- Born: 4 March 1942 Midlothian, Scotland
- Died: 16 November 2013 (aged 71)

Academic background
- Alma mater: London School of Economics
- Influences: C. Wright Mills

Academic work
- Discipline: Sociology
- Sub-discipline: Criminology
- School or tradition: Left realism
- Institutions: University of Middlesex; CUNY Graduate Center;

= Jock Young =

British sociologist and criminologist

Jock Young (4 March 1942 - 16 November 2013) was a British sociologist and an influential criminologist.

==Biography==
Jock Young was educated at the London School of Economics. His PhD was an ethnography of drug use in Notting Hill, West London, out of which he developed the concept of moral panic. The research was published as The Drugtakers. He was a founding member of the National Deviancy Conferences and a group of critical criminologists in which milieu he wrote the groundbreaking, The New Criminology: For a Social Theory of Deviance in 1973, with Ian Taylor and Paul Walton and The Manufacture of News (with Stan Cohen).

He was Distinguished Professor of Criminal Justice and Sociology at the Graduate Center of the City University of New York, Visiting Professor at the University of Kent, UK, and a Fellow of the Royal Society of Arts. Before moving to New York he was Professor of Sociology at the University of Middlesex where he was head of the Centre for Criminology.

At Middlesex he devised the first postgraduate course in crime and deviancy in the UK. With his colleagues, most notably John Lea and Roger Matthews, he developed left realist criminology in a series of books including What Is to Be Done About Law and Order? (1984). He completed research on criminal victimisation, stop and search, and urban riots, and was a frequent contributor to media debates on crime and policing. He was lead investigator in the Gifford Inquiry of 1985 following the Broadwater Farm riot. The Centre for Criminology was particularly known for left realist criminology and its series of local crime victimisation surveys, for example, the Islington Crime Surveys which were conducted in 1986 and 1990. In 1998 he was awarded the Sellin-Glueck Award for Distinguished International Scholar by the American Society of Criminology followed in 2003 by the Lifetime Achievement Award of the Critical Criminology Division.

Subsequently, his theoretical interests were oriented towards cultural criminology, publishing with Jeff Ferrell and Keith Hayward Cultural Criminology: An Invitation (2008), which was awarded the Distinguished Book Award of the International Division of the American Society of Criminology. He completed a trilogy of books about social life and sociological research in late modernity: The Exclusive Society (1999), The Vertigo of Late Modernity (2007) and The Criminological Imagination (2011).

In 2022, the Division of Critical Criminology and Social Justice renamed its annual distinguished book award "The Jock Young, Criminological Imagination" award in his honor.
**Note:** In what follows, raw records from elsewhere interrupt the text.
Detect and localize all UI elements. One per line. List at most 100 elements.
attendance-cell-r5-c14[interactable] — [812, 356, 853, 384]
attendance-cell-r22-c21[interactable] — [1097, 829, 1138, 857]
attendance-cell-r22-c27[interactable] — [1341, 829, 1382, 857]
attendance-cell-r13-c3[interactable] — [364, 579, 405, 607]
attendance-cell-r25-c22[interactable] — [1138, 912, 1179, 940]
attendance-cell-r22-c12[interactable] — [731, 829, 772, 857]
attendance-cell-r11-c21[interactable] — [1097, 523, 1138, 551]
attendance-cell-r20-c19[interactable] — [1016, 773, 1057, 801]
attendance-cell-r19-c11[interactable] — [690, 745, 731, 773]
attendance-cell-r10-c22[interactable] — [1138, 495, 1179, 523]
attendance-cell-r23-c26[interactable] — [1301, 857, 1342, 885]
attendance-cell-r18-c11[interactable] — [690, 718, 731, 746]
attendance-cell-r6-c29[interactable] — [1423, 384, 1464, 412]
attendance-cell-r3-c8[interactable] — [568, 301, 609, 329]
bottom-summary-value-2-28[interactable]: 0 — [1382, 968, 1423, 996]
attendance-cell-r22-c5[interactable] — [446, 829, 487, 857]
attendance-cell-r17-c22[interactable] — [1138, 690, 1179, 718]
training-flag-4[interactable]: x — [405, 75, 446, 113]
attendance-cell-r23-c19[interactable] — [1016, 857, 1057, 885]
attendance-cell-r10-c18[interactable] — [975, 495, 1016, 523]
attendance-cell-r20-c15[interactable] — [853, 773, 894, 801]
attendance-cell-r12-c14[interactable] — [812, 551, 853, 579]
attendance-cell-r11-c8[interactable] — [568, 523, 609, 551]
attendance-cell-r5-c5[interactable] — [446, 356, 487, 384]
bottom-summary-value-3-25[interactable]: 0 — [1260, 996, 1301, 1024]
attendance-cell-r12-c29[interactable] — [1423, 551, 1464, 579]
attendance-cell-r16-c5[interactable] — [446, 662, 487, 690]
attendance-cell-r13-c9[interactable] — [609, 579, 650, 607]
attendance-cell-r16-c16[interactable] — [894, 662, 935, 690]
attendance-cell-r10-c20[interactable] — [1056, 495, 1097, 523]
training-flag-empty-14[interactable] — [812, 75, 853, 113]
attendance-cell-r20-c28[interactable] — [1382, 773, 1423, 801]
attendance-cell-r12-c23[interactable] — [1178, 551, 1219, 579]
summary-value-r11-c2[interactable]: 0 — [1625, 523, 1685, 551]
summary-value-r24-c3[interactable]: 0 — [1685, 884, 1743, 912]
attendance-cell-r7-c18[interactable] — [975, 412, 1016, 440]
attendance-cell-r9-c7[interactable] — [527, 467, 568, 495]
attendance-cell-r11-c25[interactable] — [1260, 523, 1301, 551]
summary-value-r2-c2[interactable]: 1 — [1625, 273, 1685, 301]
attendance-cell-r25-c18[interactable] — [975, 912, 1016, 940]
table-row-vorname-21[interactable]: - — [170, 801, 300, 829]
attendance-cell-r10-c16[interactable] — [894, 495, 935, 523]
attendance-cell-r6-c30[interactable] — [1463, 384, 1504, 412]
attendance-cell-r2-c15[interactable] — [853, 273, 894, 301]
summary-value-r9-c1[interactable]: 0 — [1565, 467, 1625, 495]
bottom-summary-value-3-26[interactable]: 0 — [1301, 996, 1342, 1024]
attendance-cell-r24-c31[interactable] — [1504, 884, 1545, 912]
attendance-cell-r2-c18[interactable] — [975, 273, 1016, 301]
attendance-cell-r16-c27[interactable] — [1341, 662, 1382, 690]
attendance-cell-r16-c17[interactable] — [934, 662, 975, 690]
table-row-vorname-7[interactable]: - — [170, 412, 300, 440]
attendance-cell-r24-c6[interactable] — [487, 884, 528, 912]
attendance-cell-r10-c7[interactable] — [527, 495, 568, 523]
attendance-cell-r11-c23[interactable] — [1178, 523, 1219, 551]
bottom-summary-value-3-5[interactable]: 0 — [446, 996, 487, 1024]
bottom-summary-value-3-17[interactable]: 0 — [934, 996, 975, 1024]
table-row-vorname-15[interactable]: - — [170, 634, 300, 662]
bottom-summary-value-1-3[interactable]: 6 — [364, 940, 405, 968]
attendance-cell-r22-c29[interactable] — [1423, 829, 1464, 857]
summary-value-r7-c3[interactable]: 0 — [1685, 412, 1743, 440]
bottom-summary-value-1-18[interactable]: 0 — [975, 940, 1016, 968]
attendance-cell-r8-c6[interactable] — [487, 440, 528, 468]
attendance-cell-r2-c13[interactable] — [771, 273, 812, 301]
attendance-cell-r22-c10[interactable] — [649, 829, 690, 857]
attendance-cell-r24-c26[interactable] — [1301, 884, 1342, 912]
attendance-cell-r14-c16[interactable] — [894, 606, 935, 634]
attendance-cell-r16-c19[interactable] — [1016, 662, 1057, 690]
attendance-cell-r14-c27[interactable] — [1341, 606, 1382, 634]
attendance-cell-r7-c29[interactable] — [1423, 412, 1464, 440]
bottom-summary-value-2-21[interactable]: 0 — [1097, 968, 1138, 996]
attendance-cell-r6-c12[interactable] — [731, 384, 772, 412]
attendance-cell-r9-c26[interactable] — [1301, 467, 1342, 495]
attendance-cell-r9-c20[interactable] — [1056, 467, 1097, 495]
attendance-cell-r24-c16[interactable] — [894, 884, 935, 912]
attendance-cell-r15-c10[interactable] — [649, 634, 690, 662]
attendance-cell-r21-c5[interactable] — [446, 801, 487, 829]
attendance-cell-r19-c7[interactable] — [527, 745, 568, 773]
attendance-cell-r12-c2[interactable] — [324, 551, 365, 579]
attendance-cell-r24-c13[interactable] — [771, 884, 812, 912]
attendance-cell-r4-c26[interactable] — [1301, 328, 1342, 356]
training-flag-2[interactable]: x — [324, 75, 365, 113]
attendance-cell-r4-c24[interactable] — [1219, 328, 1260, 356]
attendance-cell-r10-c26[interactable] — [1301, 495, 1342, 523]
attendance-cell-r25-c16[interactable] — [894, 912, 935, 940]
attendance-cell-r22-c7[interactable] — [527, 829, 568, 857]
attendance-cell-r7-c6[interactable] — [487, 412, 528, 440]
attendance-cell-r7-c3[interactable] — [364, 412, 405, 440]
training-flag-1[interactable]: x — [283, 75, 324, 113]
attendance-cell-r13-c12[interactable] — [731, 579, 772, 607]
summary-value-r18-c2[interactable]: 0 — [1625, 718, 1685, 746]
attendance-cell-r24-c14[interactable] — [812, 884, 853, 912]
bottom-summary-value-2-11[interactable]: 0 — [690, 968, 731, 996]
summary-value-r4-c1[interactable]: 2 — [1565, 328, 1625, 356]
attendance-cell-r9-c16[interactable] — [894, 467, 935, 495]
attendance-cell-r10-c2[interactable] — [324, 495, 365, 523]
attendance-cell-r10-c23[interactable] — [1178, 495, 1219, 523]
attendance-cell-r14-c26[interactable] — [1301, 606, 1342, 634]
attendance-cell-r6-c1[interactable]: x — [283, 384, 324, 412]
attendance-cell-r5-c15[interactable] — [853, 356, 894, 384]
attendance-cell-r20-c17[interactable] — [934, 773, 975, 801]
In the 21st century Young published sixteen articles in refereed journals on topics ranging from the US/UK crime drop to moral panic theory, Bernard Madoff, crime and the 2008 financial crisis, terrorism and immigration. Twenty-seven of his articles were published as book chapters, whilst essays from his early work in the 1970s to today have been reproduced in readers and in translation. His work has been translated into eleven languages. In 2011 Young gave the introductory plenary at both the British Criminology Conference and the York Deviancy Conference. In 2012 he was awarded the Outstanding Achievement Award of the British Society of Criminology. In the months before his death he was working on a book entitled Merton's Dreams and Mills' Imagination. In 2013 he completed a new introduction to the anniversary edition of The New Criminology.

==Personal life==
Jock Young was born in Midlothian, Scotland, the son of a lorry driver. He died of anaplastic thyroid cancer on 16 November 2013.

==Major works==
- Young, J. (1971) The Drugtakers: The Social Meaning of Drug Use, London: Judson, McGibbon and Kee
- Taylor, I., Walton, P. & Young, J. (1973) The New Criminology: For a Social Theory of Deviance (International Library of Sociology), London: Routledge. ISBN 0-415-03447-7
- Lea, J., and Young, J. (1984) What Is to Be Done About Law and Order?, London: Penguin.
- Young, J. (1999) The Exclusive Society: Social Exclusion, Crime and Difference in Late Modernity. London; Thousand Oaks: Sage Publications. ISBN 0-8039-8151-1
- Young, J. (2007) The Vertigo of Late Modernity, London: Sage Publications. ISBN 1-4129-3574-1
- Ferrell, J., Hayward, K., Young, J. (2008) Cultural Criminology: An Invitation, London: Sage.
- Young, J. (2011) The Criminological Imagination, Cambridge: Polity.